This paper presents a critical analysis of the paradigmatic foundations of contemporary robotics through the prism of biomechanical theory, evolutionary morphology, and the philosophy of technological design. The investigation reveals a fundamental contradiction between the anthropocentric premises of robotic engineering and the principles of functional optimisation. Drawing upon the integration of classical works in motor control (N.A. Bernstein), contemporary approaches to soft robotics, and the concept of modular self-organisation, an alternative methodology is formulated wherein morphology is determined by contextual requirements rather than biomimetic imitation. Particular attention is devoted to the prospects of auto-generative robotics (robots designing robots) and its implications for the future of human-robot interaction and technological evolution.

Keywords: anthropomorphism, degrees of freedom, movement synergies, modular robotics, functional morphogenesis, evolutionary design, auto-generative systems

  1. INTRODUCTION: PROBLEMATISING THE ANTHROPOMORPHIC IMPERATIVE 1.1 The Foundational Dichotomy Contemporary robotics demonstrates a persistent tendency towards anthropomorphisation of design solutions, manifested in the dominance of humanoid platforms (Tesla Optimus, Boston Dynamics Atlas, Figure 01). This tendency is traditionally justified by three arguments:

Environmental compatibility: anthropomorphic form is optimal for navigation within infrastructure designed by humans (staircases, doorways, tooling).
Social integration: human-like appearance facilitates psychological acceptance of robots in human-robot interaction (HRI) contexts.
Generalisational efficiency: a universal platform is potentially applicable to a broad spectrum of tasks without radical modification.
However, empirical observations reveal systematic limitations of the anthropomorphic approach, necessitating a reconsideration of its epistemological foundations.
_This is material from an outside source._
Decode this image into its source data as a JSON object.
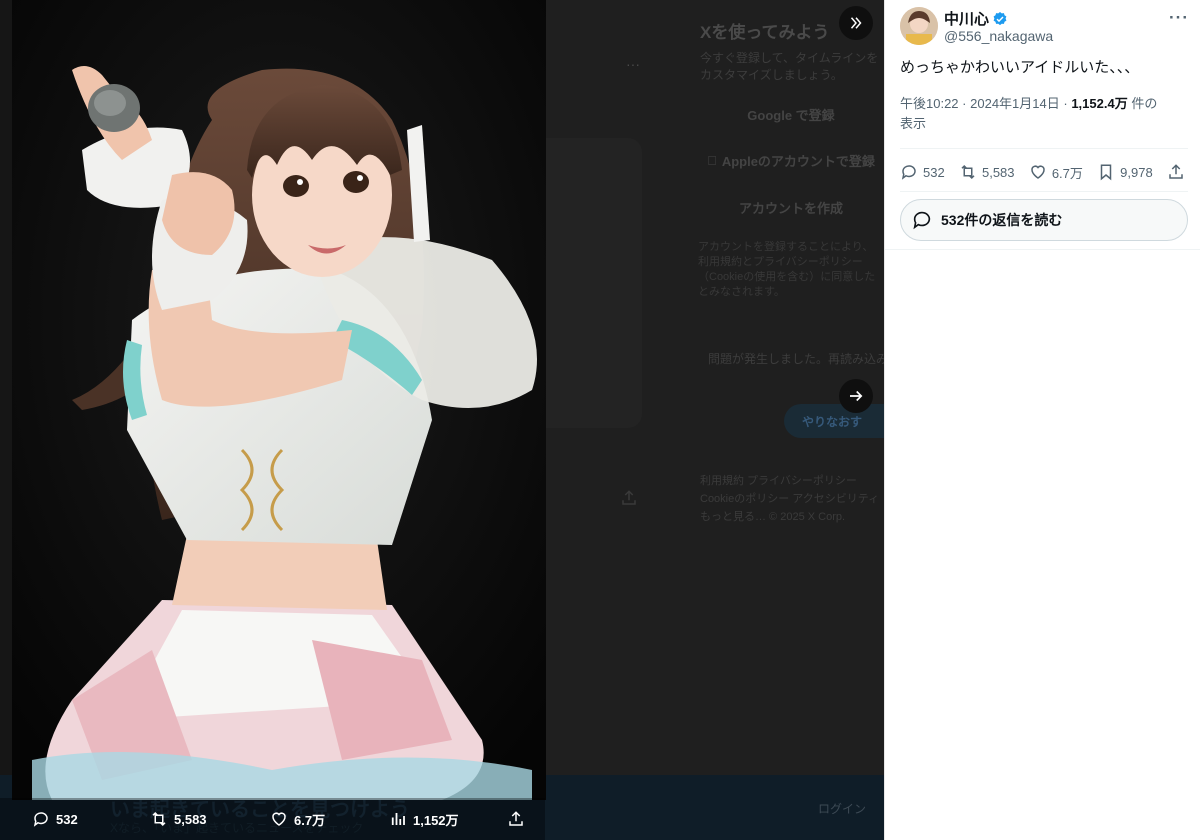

1.2 The Empirical Basis of Critique
Observation 1: Sequential Decomposition of Movements

Demonstrations of industrial humanoids (including projects by Vingroup Robotics and analogous platforms) exhibit a characteristic pathology: the execution of complex tasks through iterative sequencing of elementary actions. When attempting to retrieve an object from the floor, the robot performs cyclical alternation of “crouch → manipulator extension → positional correction”, rather than the synchronised pattern characteristic of biological systems.

Interpretation: This fragmentation indicates the absence of genuine motor control synergy — a phenomenon described by N.A. Bernstein as a “coordinative structure”, wherein multiple degrees of freedom (DOF) function as a unified functional module [1].

Observation 2: Idealisation in Science Fiction

A contrasting representation is offered by the android David (Ridley Scott, “Prometheus”, 2012), who demonstrates parallel execution of bicycle balancing and precision basketball shooting. This illustrates an aspirational benchmark for the integration of locomotion and manipulation — a challenge that remains unresolved in actual systems.

Observation 3: Fine Motor Control Benchmark

The proposed test — grasping a floating object on a water surface without deformation — constitutes an ecologically valid criterion for evaluating adaptive dexterity. Humans execute the task effortlessly through integration of:

Visuomotor coordination (tracking a dynamic target)
Haptic feedback (grasp force control)
Compensation for external perturbations (buoyancy, waves)
Dogs fail due to mandibular rigidity, analogously to early robotic grippers with binary control (closed/open).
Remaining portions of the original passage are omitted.